Policy making at an international level needed to be "more coherent" at the upcoming COP26, Anudrand Capital Management's Mark Lewis told the forum and that the focus also needed to shift from fossil fuel supply to demand.
For the industry itself, McKinsey’s Giorgio Bresciani saw companies taking three approaches to the transition: 1) Traditional resource specialists upgrading their portfolios to advantaged oil (think US majors) 2) Mixed energy, keeping valuable assets and moving capital into renewables (many European IOCs); and 3) Low carbon pure players divesting from their core business. On the last two categories Kim Fustier from HSBC made the point that it was not acceptable for an IOC to simply sell assets to companies who were not as stringent about environmental restrictions. EI’s Phillippe Roos then asked if that also applied to big investors divesting to investors who also may not care as much?

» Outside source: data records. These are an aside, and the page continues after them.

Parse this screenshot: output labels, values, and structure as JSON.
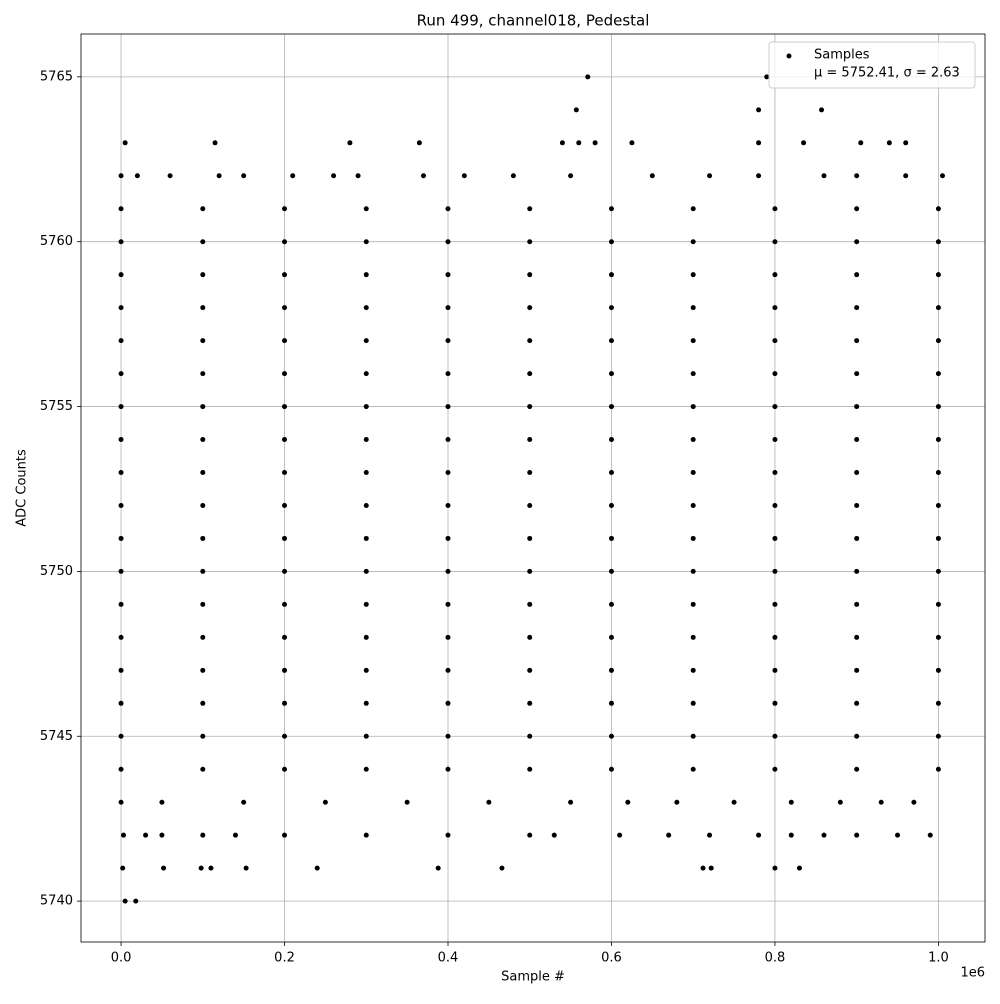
{
  "chart_data": {
    "type": "scatter",
    "title": "Run 499, channel018, Pedestal",
    "x_label": "Sample #",
    "y_label": "ADC Counts",
    "x_offset_label": "1e6",
    "legend_note": "μ = 5752.41, σ = 2.63",
    "legend": "upper right",
    "grid": true,
    "xlim": [
      -0.049,
      1.057
    ],
    "ylim": [
      5738.76,
      5766.3
    ],
    "xticks": [
      {
        "value": 0,
        "label": "0.0"
      },
      {
        "value": 0.2,
        "label": "0.2"
      },
      {
        "value": 0.4,
        "label": "0.4"
      },
      {
        "value": 0.6,
        "label": "0.6"
      },
      {
        "value": 0.8,
        "label": "0.8"
      },
      {
        "value": 1.0,
        "label": "1.0"
      }
    ],
    "yticks": [
      5740,
      5745,
      5750,
      5755,
      5760,
      5765
    ],
    "series": [
      {
        "name": "Samples",
        "color": "#000000",
        "x": [
          0,
          0.1,
          0.2,
          0.3,
          0.4,
          0.5,
          0.6,
          0.7,
          0.8,
          0.9,
          1.0,
          0,
          0.1,
          0.2,
          0.3,
          0.4,
          0.5,
          0.6,
          0.7,
          0.8,
          0.9,
          1.0,
          0,
          0.1,
          0.2,
          0.3,
          0.4,
          0.5,
          0.6,
          0.7,
          0.8,
          0.9,
          1.0,
          0,
          0.1,
          0.2,
          0.3,
          0.4,
          0.5,
          0.6,
          0.7,
          0.8,
          0.9,
          1.0,
          0,
          0.1,
          0.2,
          0.3,
          0.4,
          0.5,
          0.6,
          0.7,
          0.8,
          0.9,
          1.0,
          0,
          0.1,
          0.2,
          0.3,
          0.4,
          0.5,
          0.6,
          0.7,
          0.8,
          0.9,
          1.0,
          0,
          0.1,
          0.2,
          0.3,
          0.4,
          0.5,
          0.6,
          0.7,
          0.8,
          0.9,
          1.0,
          0,
          0.1,
          0.2,
          0.3,
          0.4,
          0.5,
          0.6,
          0.7,
          0.8,
          0.9,
          1.0,
          0,
          0.1,
          0.2,
          0.3,
          0.4,
          0.5,
          0.6,
          0.7,
          0.8,
          0.9,
          1.0,
          0,
          0.1,
          0.2,
          0.3,
          0.4,
          0.5,
          0.6,
          0.7,
          0.8,
          0.9,
          1.0,
          0,
          0.1,
          0.2,
          0.3,
          0.4,
          0.5,
          0.6,
          0.7,
          0.8,
          0.9,
          1.0,
          0,
          0.1,
          0.2,
          0.3,
          0.4,
          0.5,
          0.6,
          0.7,
          0.8,
          0.9,
          1.0,
          0,
          0.1,
          0.2,
          0.3,
          0.4,
          0.5,
          0.6,
          0.7,
          0.8,
          0.9,
          1.0,
          0,
          0.1,
          0.2,
          0.3,
          0.4,
          0.5,
          0.6,
          0.7,
          0.8,
          0.9,
          1.0,
          0,
          0.1,
          0.2,
          0.3,
          0.4,
          0.5,
          0.6,
          0.7,
          0.8,
          0.9,
          1.0,
          0,
          0.1,
          0.2,
          0.3,
          0.4,
          0.5,
          0.6,
          0.7,
          0.8,
          0.9,
          1.0,
          0,
          0.1,
          0.2,
          0.3,
          0.4,
          0.5,
          0.6,
          0.7,
          0.8,
          0.9,
          1.0,
          0,
          0.1,
          0.2,
          0.3,
          0.4,
          0.5,
          0.6,
          0.7,
          0.8,
          0.9,
          1.0,
          0.005,
          0.018,
          0.002,
          0.052,
          0.098,
          0.11,
          0.153,
          0.24,
          0.388,
          0.466,
          0.712,
          0.722,
          0.8,
          0.83,
          0.003,
          0.03,
          0.05,
          0.1,
          0.14,
          0.2,
          0.3,
          0.4,
          0.5,
          0.53,
          0.61,
          0.67,
          0.72,
          0.78,
          0.82,
          0.86,
          0.9,
          0.95,
          0.99,
          0.0,
          0.05,
          0.15,
          0.25,
          0.35,
          0.45,
          0.55,
          0.62,
          0.68,
          0.75,
          0.82,
          0.88,
          0.93,
          0.97,
          0.0,
          0.02,
          0.06,
          0.12,
          0.15,
          0.21,
          0.26,
          0.29,
          0.37,
          0.42,
          0.48,
          0.55,
          0.65,
          0.72,
          0.78,
          0.86,
          0.9,
          0.96,
          1.005,
          0.005,
          0.115,
          0.28,
          0.365,
          0.54,
          0.56,
          0.58,
          0.625,
          0.78,
          0.835,
          0.905,
          0.94,
          0.96,
          0.557,
          0.78,
          0.857,
          0.571,
          0.79
        ],
        "y": [
          5744,
          5744,
          5744,
          5744,
          5744,
          5744,
          5744,
          5744,
          5744,
          5744,
          5744,
          5745,
          5745,
          5745,
          5745,
          5745,
          5745,
          5745,
          5745,
          5745,
          5745,
          5745,
          5746,
          5746,
          5746,
          5746,
          5746,
          5746,
          5746,
          5746,
          5746,
          5746,
          5746,
          5747,
          5747,
          5747,
          5747,
          5747,
          5747,
          5747,
          5747,
          5747,
          5747,
          5747,
          5748,
          5748,
          5748,
          5748,
          5748,
          5748,
          5748,
          5748,
          5748,
          5748,
          5748,
          5749,
          5749,
          5749,
          5749,
          5749,
          5749,
          5749,
          5749,
          5749,
          5749,
          5749,
          5750,
          5750,
          5750,
          5750,
          5750,
          5750,
          5750,
          5750,
          5750,
          5750,
          5750,
          5751,
          5751,
          5751,
          5751,
          5751,
          5751,
          5751,
          5751,
          5751,
          5751,
          5751,
          5752,
          5752,
          5752,
          5752,
          5752,
          5752,
          5752,
          5752,
          5752,
          5752,
          5752,
          5753,
          5753,
          5753,
          5753,
          5753,
          5753,
          5753,
          5753,
          5753,
          5753,
          5753,
          5754,
          5754,
          5754,
          5754,
          5754,
          5754,
          5754,
          5754,
          5754,
          5754,
          5754,
          5755,
          5755,
          5755,
          5755,
          5755,
          5755,
          5755,
          5755,
          5755,
          5755,
          5755,
          5756,
          5756,
          5756,
          5756,
          5756,
          5756,
          5756,
          5756,
          5756,
          5756,
          5756,
          5757,
          5757,
          5757,
          5757,
          5757,
          5757,
          5757,
          5757,
          5757,
          5757,
          5757,
          5758,
          5758,
          5758,
          5758,
          5758,
          5758,
          5758,
          5758,
          5758,
          5758,
          5758,
          5759,
          5759,
          5759,
          5759,
          5759,
          5759,
          5759,
          5759,
          5759,
          5759,
          5759,
          5760,
          5760,
          5760,
          5760,
          5760,
          5760,
          5760,
          5760,
          5760,
          5760,
          5760,
          5761,
          5761,
          5761,
          5761,
          5761,
          5761,
          5761,
          5761,
          5761,
          5761,
          5761,
          5740,
          5740,
          5741,
          5741,
          5741,
          5741,
          5741,
          5741,
          5741,
          5741,
          5741,
          5741,
          5741,
          5741,
          5742,
          5742,
          5742,
          5742,
          5742,
          5742,
          5742,
          5742,
          5742,
          5742,
          5742,
          5742,
          5742,
          5742,
          5742,
          5742,
          5742,
          5742,
          5742,
          5743,
          5743,
          5743,
          5743,
          5743,
          5743,
          5743,
          5743,
          5743,
          5743,
          5743,
          5743,
          5743,
          5743,
          5762,
          5762,
          5762,
          5762,
          5762,
          5762,
          5762,
          5762,
          5762,
          5762,
          5762,
          5762,
          5762,
          5762,
          5762,
          5762,
          5762,
          5762,
          5762,
          5763,
          5763,
          5763,
          5763,
          5763,
          5763,
          5763,
          5763,
          5763,
          5763,
          5763,
          5763,
          5763,
          5764,
          5764,
          5764,
          5765,
          5765
        ]
      }
    ]
  }
}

The question then is which companies are on the right path in a world with tremendous levels of political and economic volatility and uncertainty coupled with a narrative of extreme weather events? And perhaps the biggest uncertainty of all is technological. How quickly and deeply reneweables will take over and whether there will be some new disruptive breakthrough. Next year’s EI Forum will likely continue to add more clarity, although the fact that we don’t know whether it will be virtual or in person is itself a marker of the times we live in.